Andriessen et al. demonstrated that when using an implant at a length of 14.8 mm the deviation of the intra-implant angle must be at maximum of 0.194 degrees which may lead to a difference of 50 μm at the apex of the implant. However, we know from the literature that a misfit of 22 to 100 μm can be tolerate, so the number of 100 μm or less is not a strict for passive fit [23,24,25]. In our study the change between pre sterilization and post sterilization regarding inter-implant distance did not exceed 60 μm (inter-implant distance 23), but we only performed three cycles of sterilization and it would be very interesting to investigate in the future if more cycles will exceed the limit of 100 μm because than the effect on passive fit will be higher and this is an important factor in the clinic for everyday dentistry when dealing with implants prosthodontics.

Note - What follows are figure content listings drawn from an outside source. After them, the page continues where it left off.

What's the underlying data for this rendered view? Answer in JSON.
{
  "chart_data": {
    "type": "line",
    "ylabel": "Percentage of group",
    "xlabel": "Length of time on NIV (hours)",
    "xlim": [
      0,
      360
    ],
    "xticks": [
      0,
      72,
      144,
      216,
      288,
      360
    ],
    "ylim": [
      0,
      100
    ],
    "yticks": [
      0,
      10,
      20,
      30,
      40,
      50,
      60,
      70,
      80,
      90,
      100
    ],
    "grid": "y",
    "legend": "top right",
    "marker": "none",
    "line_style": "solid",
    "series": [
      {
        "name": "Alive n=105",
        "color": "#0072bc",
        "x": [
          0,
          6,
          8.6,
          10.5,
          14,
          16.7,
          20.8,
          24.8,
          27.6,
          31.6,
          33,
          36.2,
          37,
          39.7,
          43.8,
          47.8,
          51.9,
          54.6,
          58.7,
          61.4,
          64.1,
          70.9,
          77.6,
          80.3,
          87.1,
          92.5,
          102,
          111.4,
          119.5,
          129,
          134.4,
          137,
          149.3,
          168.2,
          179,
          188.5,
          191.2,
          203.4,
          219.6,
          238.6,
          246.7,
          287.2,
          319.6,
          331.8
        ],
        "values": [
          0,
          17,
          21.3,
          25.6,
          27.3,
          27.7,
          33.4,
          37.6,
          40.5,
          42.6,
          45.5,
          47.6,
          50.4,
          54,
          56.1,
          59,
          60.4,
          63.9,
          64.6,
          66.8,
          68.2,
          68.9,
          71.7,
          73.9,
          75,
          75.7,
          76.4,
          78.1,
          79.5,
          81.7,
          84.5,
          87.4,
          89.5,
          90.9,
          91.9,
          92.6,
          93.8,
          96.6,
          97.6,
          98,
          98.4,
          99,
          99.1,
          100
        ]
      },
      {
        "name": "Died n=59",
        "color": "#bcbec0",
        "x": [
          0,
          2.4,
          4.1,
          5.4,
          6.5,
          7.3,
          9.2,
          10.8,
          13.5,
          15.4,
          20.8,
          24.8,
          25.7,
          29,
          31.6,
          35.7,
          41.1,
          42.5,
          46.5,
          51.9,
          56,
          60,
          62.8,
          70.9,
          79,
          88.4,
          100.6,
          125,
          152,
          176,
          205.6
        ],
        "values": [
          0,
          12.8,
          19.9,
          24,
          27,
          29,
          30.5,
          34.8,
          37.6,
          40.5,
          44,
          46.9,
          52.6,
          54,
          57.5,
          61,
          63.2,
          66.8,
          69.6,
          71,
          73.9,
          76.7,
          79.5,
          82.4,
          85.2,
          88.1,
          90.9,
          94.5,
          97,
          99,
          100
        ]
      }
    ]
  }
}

As there is a lack both in the current literature and guidelines from the manufactures regarding the effect of sterilization on ISBs we decided to perform this pilot study for measuring the inter-implant distance, intra-implant distance, inter-implant angle and intra-implant angle between LBS and IOS by using titanium ZZ ISB for three implants in a straight line at two stages: pre sterilization and post sterilization. As this is only a pilot study, we now realize due to the results that future research in this field should be done by using higher number of sterilization cycles, more ISBs from different materials, metal model and not resin, other types of IOSs, coordinating measuring machine (CMM) as a gold standard instead of LBS and a complete edentulous arch. It is worth mentioning the limitations of this in-vitro design: only one intra-oral scanner, only one laboratory scanner, only one ISB, only three cycles of sterilization, in-vitro study which does not resemble the oral environment.

Conclusions

  1. 1.

    ZZ ISB showed significant changes in all four parameters (inter-implant distance, intra-implant distance, inter-implant axis and intra-implant axis) comparing pre sterilization to post sterilization.

  2. 2.

    The middle ISB had the largest changes in mean error regarding all parameters.

  3. 3.

    Sterilization process may affects the three-dimensional (3D) structure of the ZZ ISB after three cycles.

  4. 4.

    There is a lack in the literature in this field and there is a need for further studies to explore the effect of sterilization (multiple cycles) on ISB.

  5. 5.

    There is a need for approved guidelines regarding the amount of sterilization for each ISB in the industry (ISB maximum number of reuse).